Duggan is simply not up to the task of telling a truly cosmic story. Instead, he admittedly and shamelessly simply copies teen Spider-Man storylines from days gone by. In this issue, he explores the consequences of NINO unwisely revealing his secret identity to the super-villain, Carnage. The predictable consequences and fight outcome ensue. Yawn.
As usual, I was rooting for the villain. Carnage murdering NINO would have been the optimal (and realistic) outcome, but alas, Marvel has to recoup their excessive and unwise investment in NINO, so he implausibly survives. You'd think this would be the final straw for his mother, whose life is threatened by Carnage. Yet, she implausibly continues to demonstrate that she is in no way fit to raise children as she continues to encourage NINO to risk his life, her life, and the life of NINO's sister. As I said, it would take a 12 or under mentality to ignore all the implausibility.
When I think of all the truly innovative books that sold about the same as or better than NINO that Marvel could have kept on life-support - such as Incredible Hercules, Young Allies, Nova Volume IV, Guardians of the Galaxy Volume II, Agents of Atlas, to name a few - I just shake my head in disgust that Marvel would continue to pour resources into this unworthy tripe in their thus far vain attempt to force it to be successful. Seriously, only a ComicBookResources reviewer (aka Marvel Shill) could love this book.
We get a brief update on NINO's unfit father, Jesse, as well. It seems the poor sap is lost in space along with a crew of equally mentally challenged idiots. It seems the idiot apple, NINO, didn't fall too far from the tree.
The art has typically been the only saving grace of this book, but as the sales of this book have rightly fallen off the cliff - so has the art.

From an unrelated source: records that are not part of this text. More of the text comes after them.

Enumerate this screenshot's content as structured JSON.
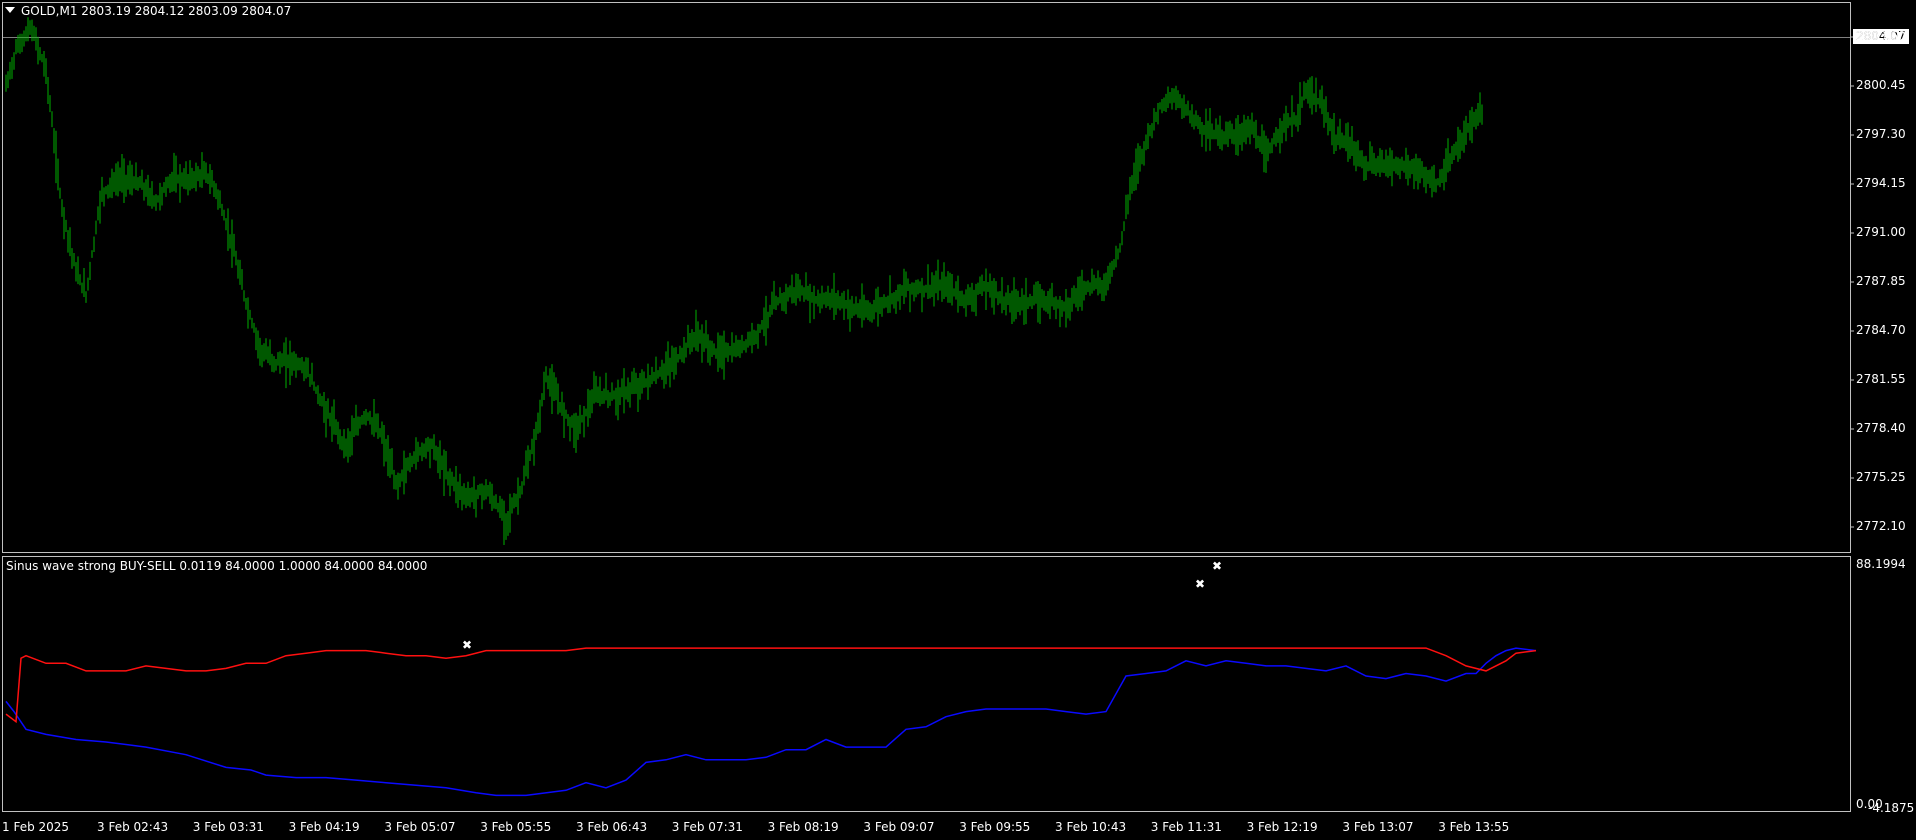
{
  "main_chart": {
    "title": "GOLD,M1  2803.19 2804.12 2803.09 2804.07",
    "current_price": "2804.07",
    "price_axis": [
      "2803.60",
      "2800.45",
      "2797.30",
      "2794.15",
      "2791.00",
      "2787.85",
      "2784.70",
      "2781.55",
      "2778.40",
      "2775.25",
      "2772.10"
    ],
    "time_axis": [
      "1 Feb 2025",
      "3 Feb 02:43",
      "3 Feb 03:31",
      "3 Feb 04:19",
      "3 Feb 05:07",
      "3 Feb 05:55",
      "3 Feb 06:43",
      "3 Feb 07:31",
      "3 Feb 08:19",
      "3 Feb 09:07",
      "3 Feb 09:55",
      "3 Feb 10:43",
      "3 Feb 11:31",
      "3 Feb 12:19",
      "3 Feb 13:07",
      "3 Feb 13:55"
    ],
    "bar_color": "#00b000",
    "price_trace": [
      [
        0,
        2800.4
      ],
      [
        10,
        2802.8
      ],
      [
        25,
        2804.2
      ],
      [
        40,
        2801.5
      ],
      [
        55,
        2793.0
      ],
      [
        70,
        2788.5
      ],
      [
        80,
        2787.0
      ],
      [
        95,
        2793.5
      ],
      [
        115,
        2794.6
      ],
      [
        135,
        2794.1
      ],
      [
        150,
        2793.0
      ],
      [
        165,
        2794.5
      ],
      [
        180,
        2794.4
      ],
      [
        200,
        2794.8
      ],
      [
        210,
        2793.8
      ],
      [
        225,
        2790.5
      ],
      [
        240,
        2786.5
      ],
      [
        255,
        2783.4
      ],
      [
        270,
        2782.7
      ],
      [
        285,
        2782.8
      ],
      [
        300,
        2782.3
      ],
      [
        320,
        2779.5
      ],
      [
        340,
        2777.3
      ],
      [
        360,
        2779.4
      ],
      [
        375,
        2778.1
      ],
      [
        390,
        2774.8
      ],
      [
        410,
        2776.8
      ],
      [
        425,
        2777.5
      ],
      [
        440,
        2775.6
      ],
      [
        460,
        2774.0
      ],
      [
        480,
        2774.5
      ],
      [
        500,
        2772.6
      ],
      [
        515,
        2774.5
      ],
      [
        530,
        2778.0
      ],
      [
        540,
        2781.8
      ],
      [
        555,
        2779.8
      ],
      [
        570,
        2778.4
      ],
      [
        590,
        2780.6
      ],
      [
        610,
        2780.5
      ],
      [
        630,
        2781.1
      ],
      [
        650,
        2781.8
      ],
      [
        670,
        2782.8
      ],
      [
        690,
        2784.5
      ],
      [
        710,
        2783.3
      ],
      [
        730,
        2783.4
      ],
      [
        750,
        2784.5
      ],
      [
        770,
        2786.5
      ],
      [
        790,
        2787.4
      ],
      [
        810,
        2786.7
      ],
      [
        830,
        2786.8
      ],
      [
        845,
        2786.2
      ],
      [
        860,
        2785.9
      ],
      [
        880,
        2786.6
      ],
      [
        900,
        2787.5
      ],
      [
        920,
        2787.4
      ],
      [
        940,
        2787.6
      ],
      [
        960,
        2786.7
      ],
      [
        980,
        2787.6
      ],
      [
        1000,
        2786.6
      ],
      [
        1020,
        2786.6
      ],
      [
        1040,
        2786.7
      ],
      [
        1060,
        2786.3
      ],
      [
        1080,
        2787.6
      ],
      [
        1100,
        2787.7
      ],
      [
        1115,
        2790.3
      ],
      [
        1125,
        2794.2
      ],
      [
        1140,
        2796.9
      ],
      [
        1155,
        2799.3
      ],
      [
        1170,
        2799.7
      ],
      [
        1185,
        2798.6
      ],
      [
        1200,
        2797.6
      ],
      [
        1215,
        2797.3
      ],
      [
        1230,
        2797.3
      ],
      [
        1245,
        2797.8
      ],
      [
        1260,
        2795.8
      ],
      [
        1275,
        2797.9
      ],
      [
        1290,
        2798.3
      ],
      [
        1300,
        2800.2
      ],
      [
        1315,
        2799.3
      ],
      [
        1330,
        2797.0
      ],
      [
        1345,
        2796.7
      ],
      [
        1360,
        2795.3
      ],
      [
        1380,
        2795.5
      ],
      [
        1400,
        2795.3
      ],
      [
        1415,
        2794.8
      ],
      [
        1430,
        2794.1
      ],
      [
        1445,
        2795.6
      ],
      [
        1460,
        2797.6
      ],
      [
        1475,
        2798.6
      ],
      [
        1490,
        2799.5
      ],
      [
        1505,
        2802.0
      ],
      [
        1520,
        2803.6
      ],
      [
        1530,
        2804.07
      ]
    ]
  },
  "indicator": {
    "title": "Sinus wave strong BUY-SELL 0.0119 84.0000 1.0000 84.0000 84.0000",
    "axis_top": "88.1994",
    "axis_bottom": "0.00",
    "axis_bottom_overlap": "-4.1875",
    "series": [
      {
        "name": "blue",
        "color": "#0a0aff",
        "points": [
          [
            0,
            40
          ],
          [
            8,
            36
          ],
          [
            20,
            29
          ],
          [
            40,
            27
          ],
          [
            70,
            25
          ],
          [
            100,
            24
          ],
          [
            140,
            22
          ],
          [
            180,
            19
          ],
          [
            220,
            14
          ],
          [
            245,
            13
          ],
          [
            260,
            11
          ],
          [
            290,
            10
          ],
          [
            320,
            10
          ],
          [
            350,
            9
          ],
          [
            380,
            8
          ],
          [
            410,
            7
          ],
          [
            440,
            6
          ],
          [
            470,
            4
          ],
          [
            490,
            3
          ],
          [
            520,
            3
          ],
          [
            560,
            5
          ],
          [
            580,
            8
          ],
          [
            600,
            6
          ],
          [
            620,
            9
          ],
          [
            640,
            16
          ],
          [
            660,
            17
          ],
          [
            680,
            19
          ],
          [
            700,
            17
          ],
          [
            720,
            17
          ],
          [
            740,
            17
          ],
          [
            760,
            18
          ],
          [
            780,
            21
          ],
          [
            800,
            21
          ],
          [
            820,
            25
          ],
          [
            840,
            22
          ],
          [
            860,
            22
          ],
          [
            880,
            22
          ],
          [
            900,
            29
          ],
          [
            920,
            30
          ],
          [
            940,
            34
          ],
          [
            960,
            36
          ],
          [
            980,
            37
          ],
          [
            1000,
            37
          ],
          [
            1020,
            37
          ],
          [
            1040,
            37
          ],
          [
            1060,
            36
          ],
          [
            1080,
            35
          ],
          [
            1100,
            36
          ],
          [
            1120,
            50
          ],
          [
            1140,
            51
          ],
          [
            1160,
            52
          ],
          [
            1180,
            56
          ],
          [
            1200,
            54
          ],
          [
            1220,
            56
          ],
          [
            1240,
            55
          ],
          [
            1260,
            54
          ],
          [
            1280,
            54
          ],
          [
            1300,
            53
          ],
          [
            1320,
            52
          ],
          [
            1340,
            54
          ],
          [
            1360,
            50
          ],
          [
            1380,
            49
          ],
          [
            1400,
            51
          ],
          [
            1420,
            50
          ],
          [
            1440,
            48
          ],
          [
            1460,
            51
          ],
          [
            1470,
            51
          ],
          [
            1480,
            55
          ],
          [
            1490,
            58
          ],
          [
            1500,
            60
          ],
          [
            1510,
            61
          ],
          [
            1530,
            60
          ]
        ]
      },
      {
        "name": "red",
        "color": "#ff1010",
        "points": [
          [
            0,
            35
          ],
          [
            10,
            32
          ],
          [
            15,
            57
          ],
          [
            20,
            58
          ],
          [
            40,
            55
          ],
          [
            60,
            55
          ],
          [
            80,
            52
          ],
          [
            100,
            52
          ],
          [
            120,
            52
          ],
          [
            140,
            54
          ],
          [
            160,
            53
          ],
          [
            180,
            52
          ],
          [
            200,
            52
          ],
          [
            220,
            53
          ],
          [
            240,
            55
          ],
          [
            260,
            55
          ],
          [
            280,
            58
          ],
          [
            300,
            59
          ],
          [
            320,
            60
          ],
          [
            340,
            60
          ],
          [
            360,
            60
          ],
          [
            380,
            59
          ],
          [
            400,
            58
          ],
          [
            420,
            58
          ],
          [
            440,
            57
          ],
          [
            460,
            58
          ],
          [
            480,
            60
          ],
          [
            500,
            60
          ],
          [
            520,
            60
          ],
          [
            540,
            60
          ],
          [
            560,
            60
          ],
          [
            580,
            61
          ],
          [
            600,
            61
          ],
          [
            620,
            61
          ],
          [
            640,
            61
          ],
          [
            660,
            61
          ],
          [
            680,
            61
          ],
          [
            700,
            61
          ],
          [
            720,
            61
          ],
          [
            740,
            61
          ],
          [
            760,
            61
          ],
          [
            780,
            61
          ],
          [
            800,
            61
          ],
          [
            820,
            61
          ],
          [
            840,
            61
          ],
          [
            860,
            61
          ],
          [
            880,
            61
          ],
          [
            900,
            61
          ],
          [
            920,
            61
          ],
          [
            940,
            61
          ],
          [
            960,
            61
          ],
          [
            980,
            61
          ],
          [
            1000,
            61
          ],
          [
            1020,
            61
          ],
          [
            1040,
            61
          ],
          [
            1060,
            61
          ],
          [
            1080,
            61
          ],
          [
            1100,
            61
          ],
          [
            1120,
            61
          ],
          [
            1140,
            61
          ],
          [
            1160,
            61
          ],
          [
            1180,
            61
          ],
          [
            1200,
            61
          ],
          [
            1220,
            61
          ],
          [
            1240,
            61
          ],
          [
            1260,
            61
          ],
          [
            1280,
            61
          ],
          [
            1300,
            61
          ],
          [
            1320,
            61
          ],
          [
            1340,
            61
          ],
          [
            1360,
            61
          ],
          [
            1380,
            61
          ],
          [
            1400,
            61
          ],
          [
            1420,
            61
          ],
          [
            1440,
            58
          ],
          [
            1460,
            54
          ],
          [
            1480,
            52
          ],
          [
            1500,
            56
          ],
          [
            1510,
            59
          ],
          [
            1530,
            60
          ]
        ]
      }
    ]
  }
}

The cover art is amateurish and the interior art is poorly constructed as well. NINO looks less like an annoying 15-year-old character and more like a 20-something-year-old character. Curiel does his typical fine job with colors, but his talents are wasted on this book.
So join most of the rest of the comic book world and leave this book on the shelf. Let's make 2015 the year NINO bites the dust.